Jones seems to have ignored these issues in his attempt to bring Warcraft to the silver screen. In an interview with International Business Times, Jones said, “That’s what I wanted to do with ‘Warcraft.’ Could I craft a movie that really works on two levels? Where fans of the game absolutely get all the things they hope for and expect from a movie like this and, at the same time, for people who know nothing about Warcraft, everything feels like it organically comes out of this particular fantasy movie.”
If we look through the history of films that have come out in the past, the answer to this question seems to be a clear no.
So where does this leave us with video game adaptations? Should Hollywood revise its strategies or should it give up on these films entirely? As long as some continue to make money, the latter doesn’t seem likely. Filmmaking is a business after all.
If we truly want to adapt video games into compelling stories, maybe we need to be far more selective with our choices. Rather than trying to shove a plot into a popular puzzle game like Angry Birds, studios should focus on titles where story is the main driving force. Games like Uncharted and The Last of Us look to be promising possibilities as they already have large cinematic influences. On the other hand, maybe we should also steer clear from large role-playing games like Warcraft that simply have too much going on to jam into a two-hour movie.

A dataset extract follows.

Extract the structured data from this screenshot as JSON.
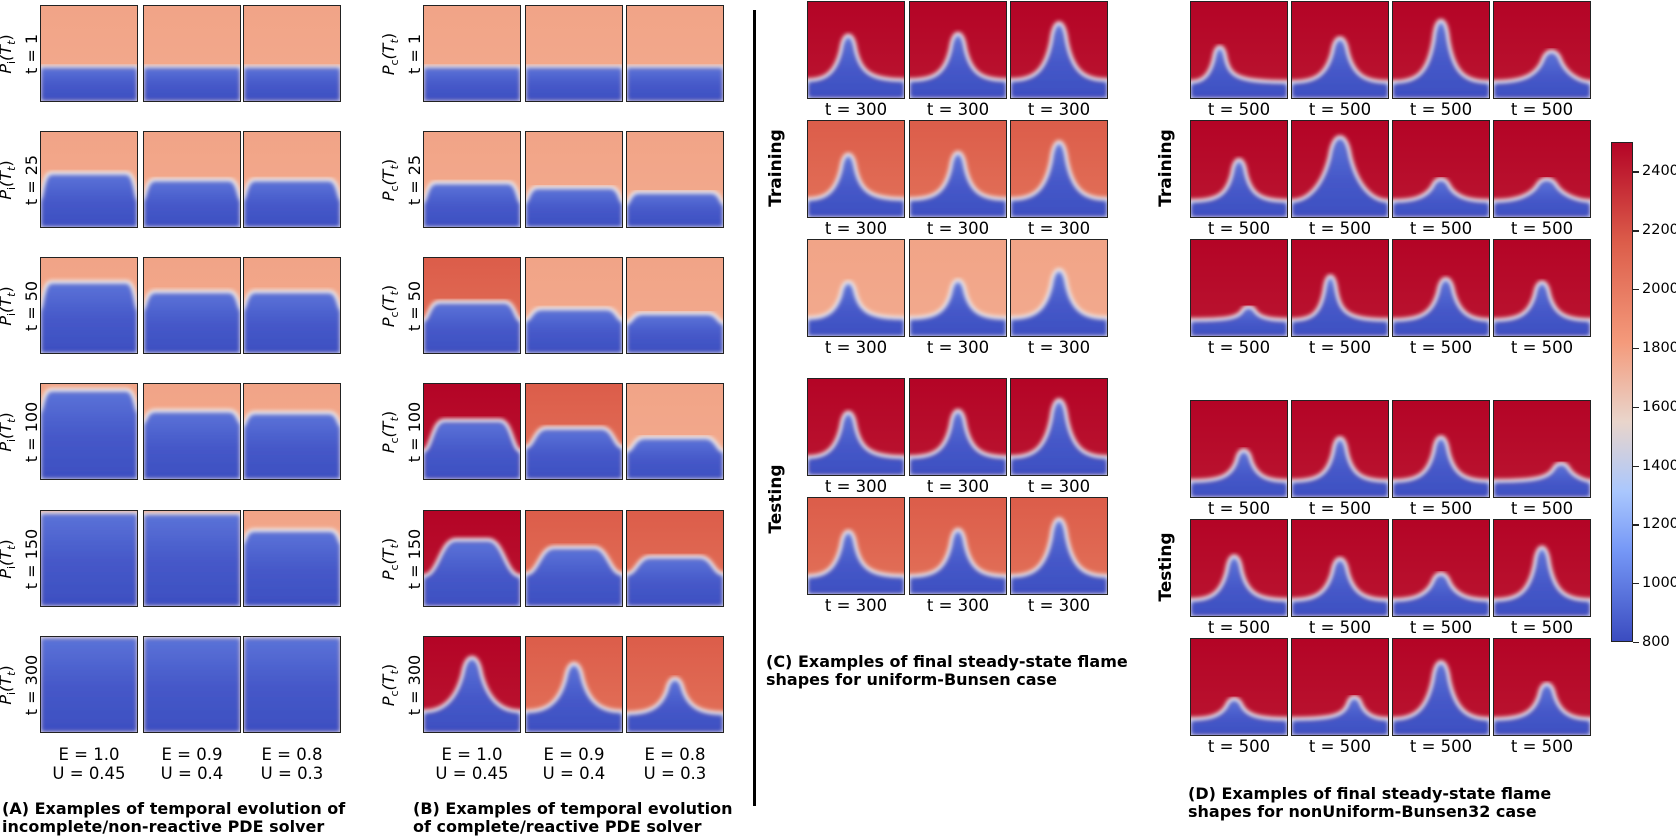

In the end, filmmaking is a business that will always hope capitalize on popular franchises. Since the money trail has proven to be the bad predictor in gauging a successful video game film, it’s clear more care is required in adapting these titles. Perhaps gamers and filmmakers need to be more vocal about the type of games they can effectively bring to the screen and work together to influence Hollywood to not focus solely on dollar signs.